37. Pues bien, de conformidad con los dos párrafos anteriores, es claro que el asunto bajo estudio debe ser analizado bajo dos perspectivas diferentes para determinar la acreditación del requisito de subsidiariedad con respecto a las entidades que obran en la parte pasiva del trámite. De una lado, se tiene demandada una decisión de la UGPP
(Resolución RDP 3412 del 14 de febrero de 2023), actuación que cuenta con una vía jurisdiccional principal para llevarse a cabo y, de otro, se vinculó a la EPS Asociación Indígena del Cauca y la Junta Regional de Calificación del Huila como posibles responsables de materializar las pretensiones, pero frente a ellas no es posible comprobar un hecho vulnerador que habilite a la accionante para acudir a la tutela.
38. Ciertamente, es de conocimiento público que tanto la Jurisdicción Ordinaria como la Jurisdicción Contenciosa cuentan con un trámite interno para resolver este tipo de controversias, dependiendo de la forma de vinculación que llevó a la causante a obtener su pensión. Así lo confirma el Auto 719 de 2022, mediante el cual la Corte resolvió el conflicto de jurisdicciones CJU-400, sobre un hermano que reclamó ante la UGPP el reconocimiento de una sustitución pensional y ambas jurisdicciones se encontraban en disputa sobre el conocimiento de estos procesos.
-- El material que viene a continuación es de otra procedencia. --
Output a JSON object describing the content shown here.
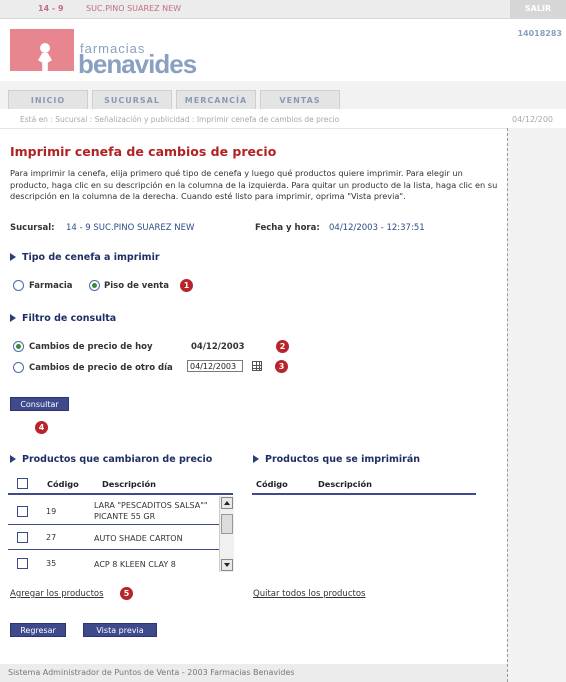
{
  "topbar": {
    "code": "14 - 9",
    "sucursal": "SUC.PINO SUAREZ NEW",
    "salir": "SALIR"
  },
  "header": {
    "logo_small": "farmacias",
    "logo_big": "benavides",
    "user_id": "14018283"
  },
  "tabs": [
    {
      "label": "INICIO"
    },
    {
      "label": "SUCURSAL"
    },
    {
      "label": "MERCANCÍA"
    },
    {
      "label": "VENTAS"
    }
  ],
  "breadcrumb": {
    "text": "Está en : Sucursal : Señalización y publicidad : Imprimir cenefa de cambios de precio",
    "date": "04/12/200"
  },
  "page": {
    "title": "Imprimir cenefa de cambios de precio",
    "intro": "Para imprimir la cenefa, elija primero qué tipo de cenefa y luego qué productos quiere imprimir. Para elegir un producto, haga clic en su descripción en la columna de la izquierda. Para quitar un producto de la lista, haga clic en su descripción en la columna de la derecha. Cuando esté listo para imprimir, oprima \"Vista previa\".",
    "sucursal_label": "Sucursal:",
    "sucursal_value": "14 - 9  SUC.PINO SUAREZ NEW",
    "fecha_label": "Fecha y hora:",
    "fecha_value": "04/12/2003 - 12:37:51"
  },
  "tipo": {
    "heading": "Tipo de cenefa a imprimir",
    "options": [
      {
        "label": "Farmacia",
        "selected": false
      },
      {
        "label": "Piso de venta",
        "selected": true
      }
    ]
  },
  "filtro": {
    "heading": "Filtro de consulta",
    "hoy_label": "Cambios de precio de hoy",
    "hoy_date": "04/12/2003",
    "otro_label": "Cambios de precio de otro día",
    "otro_value": "04/12/2003",
    "consultar": "Consultar"
  },
  "steps": [
    "1",
    "2",
    "3",
    "4",
    "5"
  ],
  "left_table": {
    "heading": "Productos que cambiaron de precio",
    "col_code": "Código",
    "col_desc": "Descripción",
    "rows": [
      {
        "code": "19",
        "desc": "LARA \"PESCADITOS SALSA\"\" PICANTE 55 GR"
      },
      {
        "code": "27",
        "desc": "AUTO SHADE CARTON"
      },
      {
        "code": "35",
        "desc": "ACP 8 KLEEN CLAY 8"
      }
    ],
    "add_link": "Agregar los productos"
  },
  "right_table": {
    "heading": "Productos que se imprimirán",
    "col_code": "Código",
    "col_desc": "Descripción",
    "remove_link": "Quitar todos los productos"
  },
  "buttons": {
    "regresar": "Regresar",
    "vista_previa": "Vista previa"
  },
  "footer": "Sistema Administrador de Puntos de Venta - 2003 Farmacias Benavides",
  "colors": {
    "accent": "#3e4a8c",
    "title": "#b22222",
    "step": "#b8242a"
  }
}
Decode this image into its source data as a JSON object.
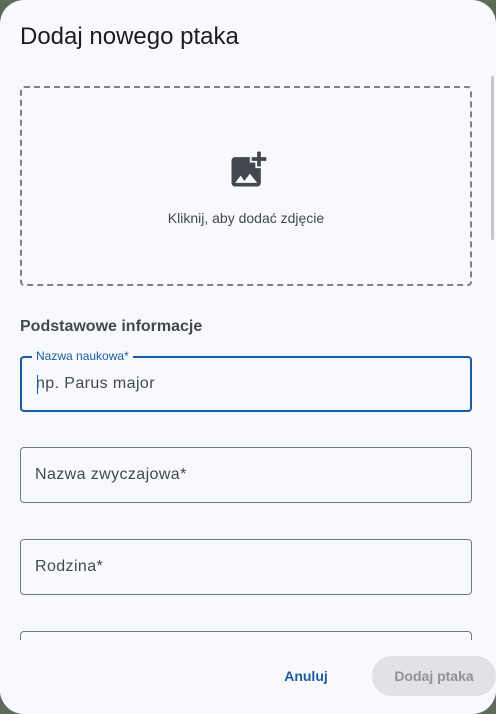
{
  "dialog": {
    "title": "Dodaj nowego ptaka"
  },
  "upload": {
    "icon": "add-photo-icon",
    "text": "Kliknij, aby dodać zdjęcie"
  },
  "section": {
    "title": "Podstawowe informacje"
  },
  "fields": [
    {
      "label": "Nazwa naukowa*",
      "placeholder": "np. Parus major",
      "value": ""
    },
    {
      "label": "Nazwa zwyczajowa*",
      "placeholder": "Nazwa zwyczajowa*",
      "value": ""
    },
    {
      "label": "Rodzina*",
      "placeholder": "Rodzina*",
      "value": ""
    }
  ],
  "footer": {
    "cancel_label": "Anuluj",
    "submit_label": "Dodaj ptaka"
  },
  "colors": {
    "accent": "#1b5b9f",
    "surface": "#f8f9fd",
    "disabled_bg": "#e1e2e7"
  }
}
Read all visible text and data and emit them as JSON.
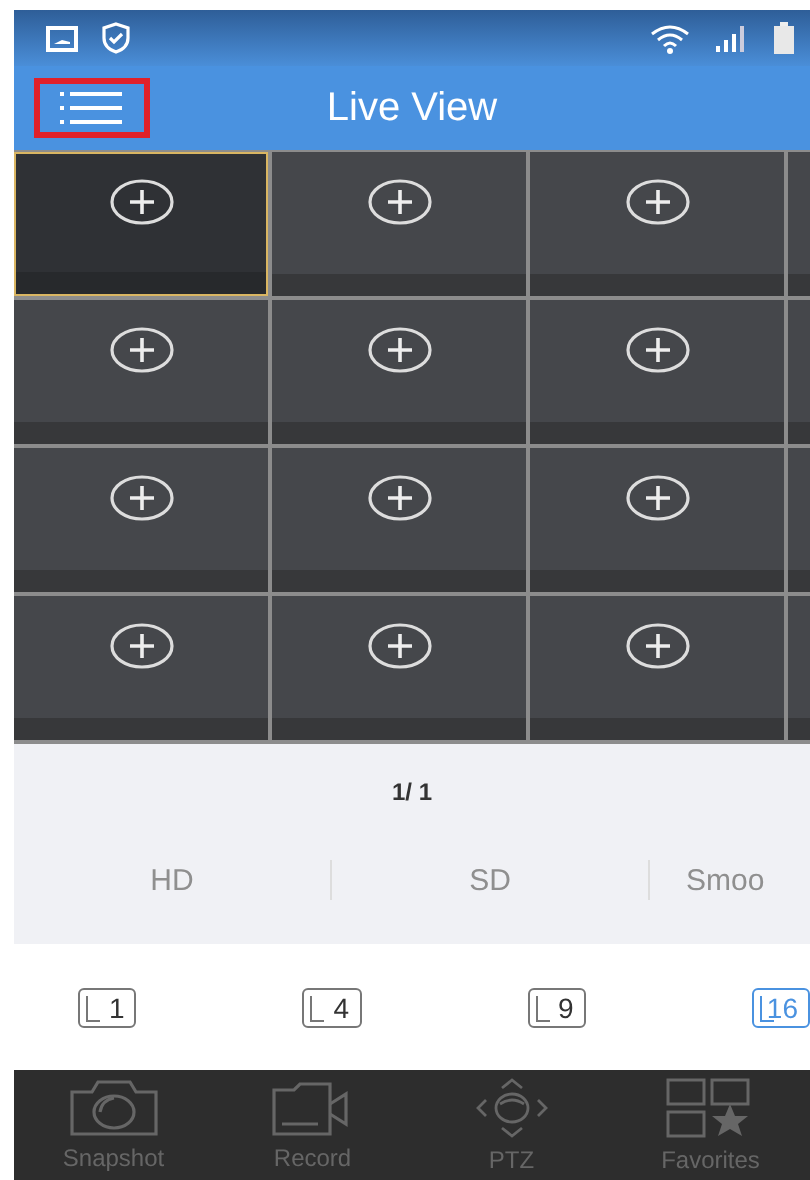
{
  "header": {
    "title": "Live View",
    "menu_highlighted": true
  },
  "cells": [
    {
      "selected": true
    },
    {
      "selected": false
    },
    {
      "selected": false
    },
    {
      "selected": false
    },
    {
      "selected": false
    },
    {
      "selected": false
    },
    {
      "selected": false
    },
    {
      "selected": false
    },
    {
      "selected": false
    },
    {
      "selected": false
    },
    {
      "selected": false
    },
    {
      "selected": false
    },
    {
      "selected": false
    },
    {
      "selected": false
    },
    {
      "selected": false
    },
    {
      "selected": false
    }
  ],
  "page_indicator": "1/ 1",
  "quality_options": [
    "HD",
    "SD",
    "Smoo"
  ],
  "layouts": [
    {
      "label": "1",
      "selected": false
    },
    {
      "label": "4",
      "selected": false
    },
    {
      "label": "9",
      "selected": false
    },
    {
      "label": "16",
      "selected": true
    }
  ],
  "toolbar": [
    {
      "kind": "snapshot",
      "label": "Snapshot"
    },
    {
      "kind": "record",
      "label": "Record"
    },
    {
      "kind": "ptz",
      "label": "PTZ"
    },
    {
      "kind": "favorites",
      "label": "Favorites"
    }
  ]
}
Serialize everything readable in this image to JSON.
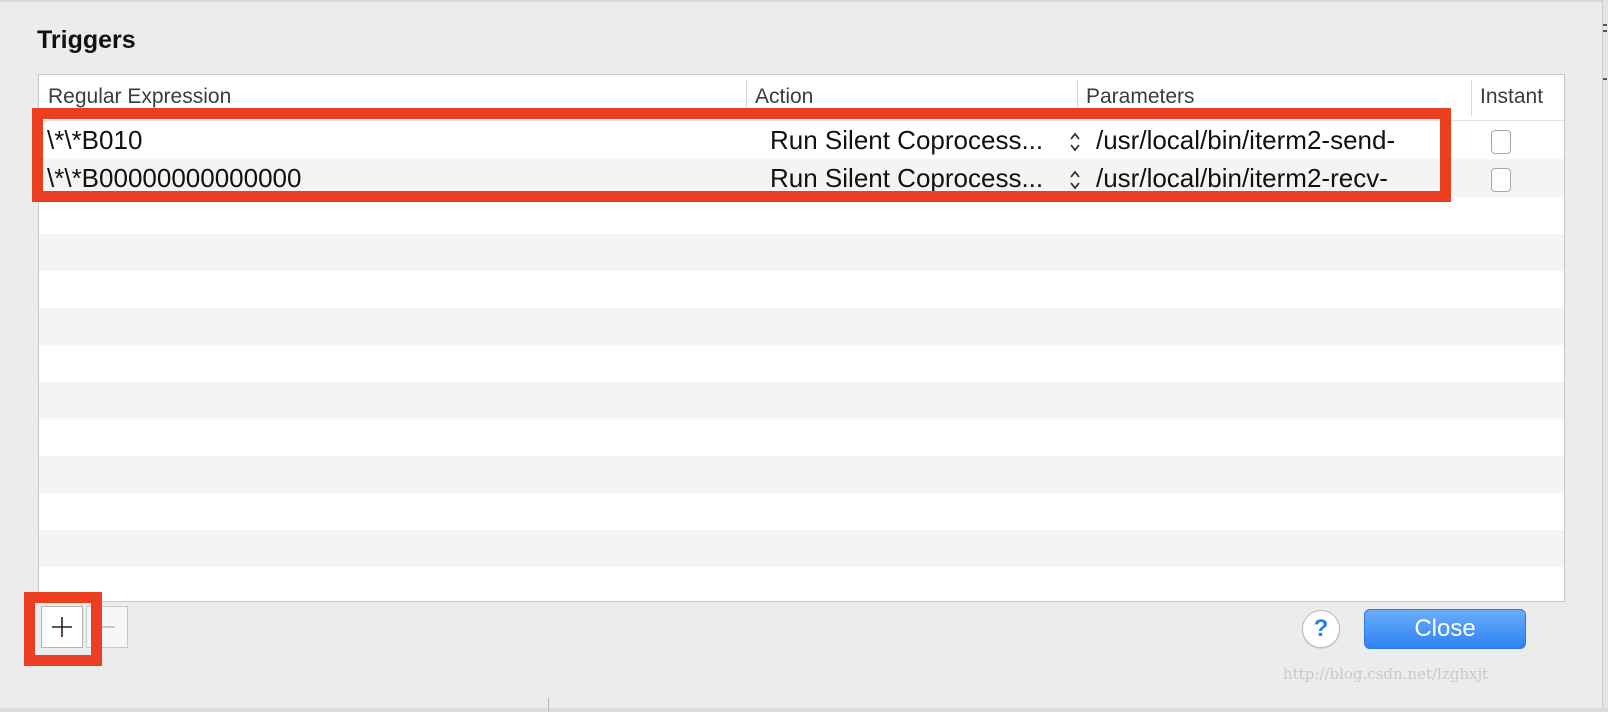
{
  "dialog": {
    "title": "Triggers"
  },
  "table": {
    "columns": {
      "regex": "Regular Expression",
      "action": "Action",
      "params": "Parameters",
      "instant": "Instant"
    },
    "rows": [
      {
        "regex": "\\*\\*B010",
        "action": "Run Silent Coprocess...",
        "params": "/usr/local/bin/iterm2-send-",
        "instant": false
      },
      {
        "regex": "\\*\\*B00000000000000",
        "action": "Run Silent Coprocess...",
        "params": "/usr/local/bin/iterm2-recv-",
        "instant": false
      }
    ]
  },
  "buttons": {
    "add_icon": "plus-icon",
    "remove_icon": "minus-icon",
    "help_label": "?",
    "close_label": "Close"
  },
  "colors": {
    "highlight": "#ec3f22",
    "accent": "#2d82f3"
  },
  "watermark": "http://blog.csdn.net/lzghxjt"
}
39. La Sala Plena de la Corte Constitucional sostuvo que “la Jurisdicción de lo Contencioso Administrativo conoce de los asuntos relativos a la seguridad social de las personas que, al momento de causar la prestación (…) han desempeñado cargos como empleados públicos o miembros de las corporaciones públicas (…)” si la administradora es una entidad de derecho público y “(…) la Jurisdicción Ordinaria Laboral cuenta con una competencia general y residual, por la que asume los casos de quienes, (i) al momento de adquirir el estatus requerido o en su última relación laboral, han estado vinculados como trabajadores oficiales o privados, sin que importe la naturaleza de la entidad administradora, y (ii) de los empleados públicos o de los miembros de las corporaciones
[44] públicas, cuando la entidad administradora sea de derecho privado”.
40. Con base en lo anterior, y descendiendo al caso concreto, puede decirse que un recaudo y estudio probatorio más detallado del proceso llevaría a determinar la forma de vinculación y las condiciones particulares con las que la madre de Susana (Aria), causó la
pensión de la que la accionante dice depender económicamente. Ello, permitirá afirmar con exactitud la jurisdicción competente a la que podrá acudir como medio principal para reclamar las pretensiones. [45] Sin perjuicio de lo anterior, la realidad demuestra que existe un mecanismo principal para solicitar lo reclamado y las circunstancias particulares relatadas en los antecedentes de la presente Sentencia impiden soslayarlo.